Suite à la découverte d’une lettre de suicide, un enseignant se lance à la recherche de l’élève qui aurait pu l’écrire. Cette enquête le replonge dans son propre passé.
Premier long-métrage de Nick Cheuk, scénariste connu pour ses contributions à des films d’horreur ou des polars, Une Page après l’autre place dès sa scène initiale le spectateur dans un « entre-deux », une lecture double, oscillant entre onirisme et tragique. A cet effet, plusieurs récits, micro récits, et existences s’entremêlent, se répondent, se heurtent, pour n’en constituer quasiment plus qu’un. En premier lieu, un jeune enseignant, qui prend connaissance d’une lettre désespérée rédigée par l’un de ses élèves (du moins, il le pressent), décide d’identifier l’auteur de ce message afin de venir à son secours, tout en pansant ses propres blessures d’enfance exhumées de sa mémoire. Ensuite, un de ses étudiants, Vincent, se bat pour se défendre contre le harcèlement verbal et physique de ses « camarades » : portant un appareil auditif, il est surnommé « Van Gogh » par ses harceleurs. Enfin, et surtout, dans un contexte passé, nous assistons au quotidien pathétique d’un garçon d’environ 10 ans, Eli, qui subit les foudres paternelles et se confie par consolation dans un journal intime, son frère aîné (le professeur protagoniste du film) et sa mère le délaissant progressivement.

Une Page après l’autre alterne les scènes d’émotions, d’introspection, de joie fugace, de rêves, de regards, mais également de violences. La caméra, en grande majorité dynamique afin d’épouser les tensions et respirations des personnages, est soutenue par l’utilisation des flash-backs et des voix off, tandis que le montage, en échos, variations, et répétitions, assure subtilement l’unité des histoires, des temporalités, et des existences dont nous devenons les témoins. Des témoins tragiquement passifs, tels ces jeunes gens acteurs ou spectateurs des cruautés effectuées en milieu scolaire, ou des pressions sociales et familiales décrites ici avec un art consommé des ambiances : la photographie excelle dans ces situations de crises collectives ou individuelles. Chaque scène tisse ainsi un lien avec le passé et le présent du protagoniste comme ceux des autres personnages. Le cadrage, quelle que soit l’échelle de plan, n’omet aucun détail susceptible d’éclairer l’instant filmé. Par exemple, lorsque la mère d’Eli, au premier plan lors d’une séquence, assise sur un canapé, laisse son fils recevoir une correction paternelle, tournant ainsi le dos à cette violence quasi quotidienne.

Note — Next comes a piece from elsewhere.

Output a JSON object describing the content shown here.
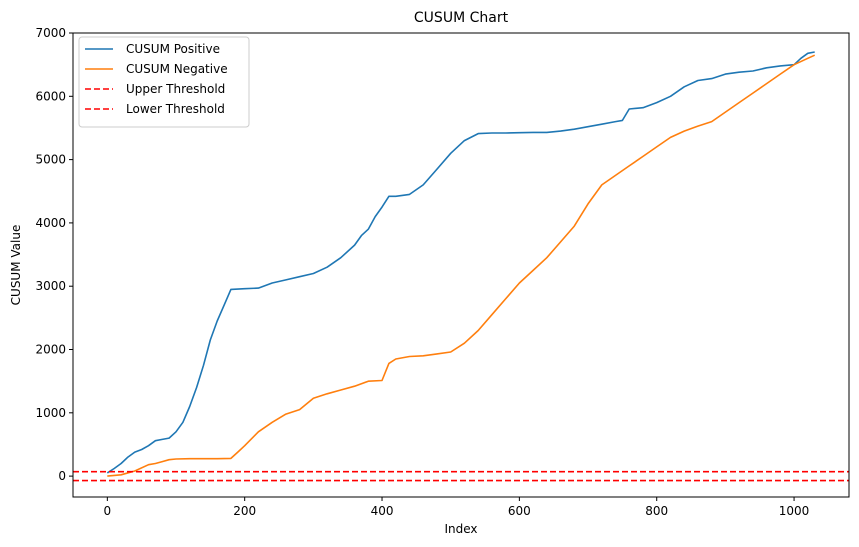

Une autre qualité du film provient du jeu des acteurs dont la sensibilité ou la nervosité exacerbées s’adaptent à la psychologie tributaire des injonctions sociétales provoquant des dépressions infantiles. Néanmoins, ces moments de dissensions n’empêchent nullement l’apaisement, les rires, au-delà des tragédies passées ou à venir, voire la sublimation des traumatismes du professeur afin de mener une existence plus tempérée et d’espérer l’amour. Une Page après l’autre bénéficie donc de cette somme de talents et de qualités, même si la musique composée pour ce film s’impose parfois inutilement, telle une redondance de ce que nous voyons sur l’écran.
Film émouvant, riche en intensité, Une Page après l’autre expose deux générations dont les mal-être se confrontent au lieu de s’annuler, dans une société où la pression de la réussite étouffe les sensibilités.